It is a short poem (at least what survives), but still manages to pack in what feels like a lot, not only of the adventures of Gilgamesh, but the journey he takes in learning to accept that he too will die, no matter how great he is or his city or his feats. The death of Enkidu brings this to the fore but it still takes Gilgamesh additional wanderings and ultimately, failings, before he can accept mortality for himself. Gilgamesh’s pride in his own abilities is humbled, not by another, but by the ravages of time. And yet, at the end he still brags, showing off his city, the great city of Uruk. It is if he knows that thousands of years later we will still read of him and his exploits.
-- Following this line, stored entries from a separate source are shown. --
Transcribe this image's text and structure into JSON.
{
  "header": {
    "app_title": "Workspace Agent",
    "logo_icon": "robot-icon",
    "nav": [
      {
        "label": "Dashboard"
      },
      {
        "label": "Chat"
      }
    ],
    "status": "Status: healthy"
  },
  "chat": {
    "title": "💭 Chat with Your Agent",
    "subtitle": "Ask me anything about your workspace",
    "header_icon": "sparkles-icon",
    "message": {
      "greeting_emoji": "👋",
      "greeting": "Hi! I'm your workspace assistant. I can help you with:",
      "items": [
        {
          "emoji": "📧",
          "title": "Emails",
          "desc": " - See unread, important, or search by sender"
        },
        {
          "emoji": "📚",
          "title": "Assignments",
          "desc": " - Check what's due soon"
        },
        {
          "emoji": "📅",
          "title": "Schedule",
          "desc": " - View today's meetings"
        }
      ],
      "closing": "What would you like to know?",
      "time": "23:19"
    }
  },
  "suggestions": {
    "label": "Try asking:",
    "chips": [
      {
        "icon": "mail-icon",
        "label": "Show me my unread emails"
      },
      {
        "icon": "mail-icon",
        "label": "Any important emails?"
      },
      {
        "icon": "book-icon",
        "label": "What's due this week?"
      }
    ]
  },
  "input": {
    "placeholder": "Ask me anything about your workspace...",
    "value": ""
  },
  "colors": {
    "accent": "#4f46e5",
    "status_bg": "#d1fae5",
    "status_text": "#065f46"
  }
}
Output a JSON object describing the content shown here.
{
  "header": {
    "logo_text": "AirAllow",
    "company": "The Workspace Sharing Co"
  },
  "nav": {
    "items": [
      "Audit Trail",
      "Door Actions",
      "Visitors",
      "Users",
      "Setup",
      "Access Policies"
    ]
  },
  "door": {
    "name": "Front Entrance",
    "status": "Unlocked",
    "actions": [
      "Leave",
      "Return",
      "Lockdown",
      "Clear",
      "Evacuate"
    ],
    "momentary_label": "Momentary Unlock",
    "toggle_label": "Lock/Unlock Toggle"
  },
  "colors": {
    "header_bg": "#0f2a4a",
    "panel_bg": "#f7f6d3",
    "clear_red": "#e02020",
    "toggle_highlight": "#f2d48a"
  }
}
I have now read two English versions of Gilgamesh, the first a prose version by N.K. Sandars (1972 revision) and the second a poetic version by Stephen Mitchell (2004, the version quoted here). I found the poetic version to my preference, though I do not agree with all of Mitchell’s liberties with the text. True, given the nature of the original—fragmentary and difficult for all but the most specialized scholars to read—any edition for the lay reader will require additions and clarification to make sense of it. Mitchell helpfully includes notes on his changes (indeed, his notes and Introduction combined are longer than the poem), but I question why he rearranged sections of the poem. And I would prefer that he hadn’t removed some of the repetitions, which he felt would be off-putting to the contemporary reader. Perhaps. But to me the circularity, the word-for-word repetitions of complete passages, gives a sense not just of what the original may have been like, but of a literature that is in fact not Western. On the other hand, he produced a very readable text that maintained a poetic from and kept the same divisions (largely) of the originals, while Sandars’s version turns it to prose chapters that break in different locations than the clay tablets on which it was originally found.
I read Gilgamesh as part of my Classics Club project list and for Back to the Classics, Translation category.